On Sun, Dec 4, 2016 at 2:51 PM, Robert McInnis
-----Original Message----- From: Boost [mailto:boost-bounces@lists.boost.org] On Behalf Of Emil Dotchevski Sent: Sunday, December 04, 2016 5:45 AM To: boost@lists.boost.org Subject: Re: [boost] Synapse library review starts today December 2
Emil said:
- What is your evaluation of the potential usefulness of the
library?
I don't think it's that useful, but I guess I would still use boost.signals2 and boost::asio::io_service for interthread signaling. I'm not convinced this should be a distinct library, and not a feature of boost.signals2.
Synapse does not claim to be a "better" Signals2; its usefulness is not
to Signals2 but as a solution to problems Signals2 cannot solve. Here are
as an alternative three examples
of this, though I have many more:
http://zajo.github.io/boost-synapse/handling_events_from_ an_OS_message_pump. html
http://zajo.github.io/boost-synapse/adding_custom_signals_ to_Qt_objects_with out_MOCing.html
http://zajo.github.io/boost-synapse/using_meta_signals_to_ connect_to_a_C-sty le_callback_API.html
I disagree with this design style, which is to say I also disagree with the existing slot/signal style.
As an example, what if we had a system with hundreds of thousands of numerics... each with a particular name. Then imagine a rule set that had to maintain integrity as any particular numeric were to be changed. With slots or synapses, you're forced to search for the object each time before applying the rules. This would bog down quickly as the number of updates per second increased (imagine 100k objects and 2-10k entwined rules being updated 2k times per second. That's a real world scenario)

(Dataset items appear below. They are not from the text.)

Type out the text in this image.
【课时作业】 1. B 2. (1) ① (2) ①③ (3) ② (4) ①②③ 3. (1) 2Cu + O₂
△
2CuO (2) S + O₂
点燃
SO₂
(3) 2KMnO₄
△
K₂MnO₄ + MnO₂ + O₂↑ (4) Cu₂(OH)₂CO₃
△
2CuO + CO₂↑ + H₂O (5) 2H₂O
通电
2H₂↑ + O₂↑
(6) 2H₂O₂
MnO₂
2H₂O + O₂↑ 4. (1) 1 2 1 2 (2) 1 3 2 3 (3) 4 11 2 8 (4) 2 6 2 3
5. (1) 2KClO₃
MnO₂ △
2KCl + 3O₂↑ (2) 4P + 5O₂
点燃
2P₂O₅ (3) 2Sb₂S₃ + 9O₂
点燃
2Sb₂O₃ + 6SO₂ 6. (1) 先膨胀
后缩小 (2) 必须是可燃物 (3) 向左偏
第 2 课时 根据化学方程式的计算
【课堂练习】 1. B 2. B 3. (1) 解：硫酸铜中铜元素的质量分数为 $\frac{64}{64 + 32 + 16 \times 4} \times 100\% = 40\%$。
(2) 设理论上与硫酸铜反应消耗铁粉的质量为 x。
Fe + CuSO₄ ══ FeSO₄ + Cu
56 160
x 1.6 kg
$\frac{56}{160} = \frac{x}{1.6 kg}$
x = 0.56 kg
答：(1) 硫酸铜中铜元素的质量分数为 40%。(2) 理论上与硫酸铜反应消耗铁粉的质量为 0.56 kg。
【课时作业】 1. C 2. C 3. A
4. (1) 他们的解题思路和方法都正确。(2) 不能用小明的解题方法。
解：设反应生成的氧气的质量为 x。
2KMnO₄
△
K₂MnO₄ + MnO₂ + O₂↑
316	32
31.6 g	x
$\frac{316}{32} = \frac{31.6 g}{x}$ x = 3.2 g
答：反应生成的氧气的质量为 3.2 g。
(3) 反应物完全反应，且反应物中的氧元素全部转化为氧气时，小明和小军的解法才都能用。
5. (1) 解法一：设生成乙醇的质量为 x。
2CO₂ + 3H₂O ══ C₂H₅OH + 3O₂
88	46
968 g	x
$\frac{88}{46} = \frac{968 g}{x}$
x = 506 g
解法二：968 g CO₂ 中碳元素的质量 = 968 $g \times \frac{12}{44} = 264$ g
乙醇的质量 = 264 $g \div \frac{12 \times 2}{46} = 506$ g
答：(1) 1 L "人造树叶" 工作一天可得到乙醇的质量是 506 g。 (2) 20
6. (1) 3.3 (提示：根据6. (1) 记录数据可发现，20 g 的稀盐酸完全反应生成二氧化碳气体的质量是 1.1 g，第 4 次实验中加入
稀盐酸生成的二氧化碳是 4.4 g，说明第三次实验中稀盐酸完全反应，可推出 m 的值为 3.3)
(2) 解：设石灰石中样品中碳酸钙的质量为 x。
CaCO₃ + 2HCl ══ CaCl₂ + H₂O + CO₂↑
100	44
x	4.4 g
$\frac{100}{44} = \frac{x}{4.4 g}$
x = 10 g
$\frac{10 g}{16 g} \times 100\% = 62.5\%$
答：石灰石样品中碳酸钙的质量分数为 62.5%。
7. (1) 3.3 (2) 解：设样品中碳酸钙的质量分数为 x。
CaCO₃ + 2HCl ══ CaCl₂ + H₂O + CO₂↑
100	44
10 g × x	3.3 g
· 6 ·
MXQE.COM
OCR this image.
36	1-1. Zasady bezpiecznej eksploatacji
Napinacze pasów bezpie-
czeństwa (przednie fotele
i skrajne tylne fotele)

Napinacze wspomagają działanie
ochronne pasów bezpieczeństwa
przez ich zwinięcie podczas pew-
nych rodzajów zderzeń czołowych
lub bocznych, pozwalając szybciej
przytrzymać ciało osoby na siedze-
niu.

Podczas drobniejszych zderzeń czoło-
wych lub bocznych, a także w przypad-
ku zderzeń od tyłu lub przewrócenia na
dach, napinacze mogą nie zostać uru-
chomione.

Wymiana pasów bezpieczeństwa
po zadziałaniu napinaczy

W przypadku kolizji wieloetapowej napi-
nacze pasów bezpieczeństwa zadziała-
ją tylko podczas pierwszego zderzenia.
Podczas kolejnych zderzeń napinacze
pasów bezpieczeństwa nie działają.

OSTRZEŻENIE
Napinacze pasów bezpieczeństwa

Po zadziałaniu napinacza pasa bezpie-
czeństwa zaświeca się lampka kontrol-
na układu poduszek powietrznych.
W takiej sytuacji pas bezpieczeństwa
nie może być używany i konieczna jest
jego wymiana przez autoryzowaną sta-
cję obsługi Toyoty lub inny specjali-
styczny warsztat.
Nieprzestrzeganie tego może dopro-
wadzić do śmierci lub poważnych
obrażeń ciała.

The search is the price one has to pay for the non-intrusive nature of Synapse. Obviously, when this isn't necessary (and the overhead of the search is significant, as in the real world use case you're referring to) then you can use a different approach. That said, in my own use cases the overhead of Synapse has never been significant in comparison to the time it takes to execute the actual connected functions. Note that the search is limited only to connections of the same signal type, and that it can be implemented as a hash, O(1). Objects should have events they can trigger or subjects they contain/manage
which would trigger given a certain situation (value changes, particular event arrives, flag flips, whatever) and the observer(s), being unknown to the original object, would observe the event via a loose coupling mechanism.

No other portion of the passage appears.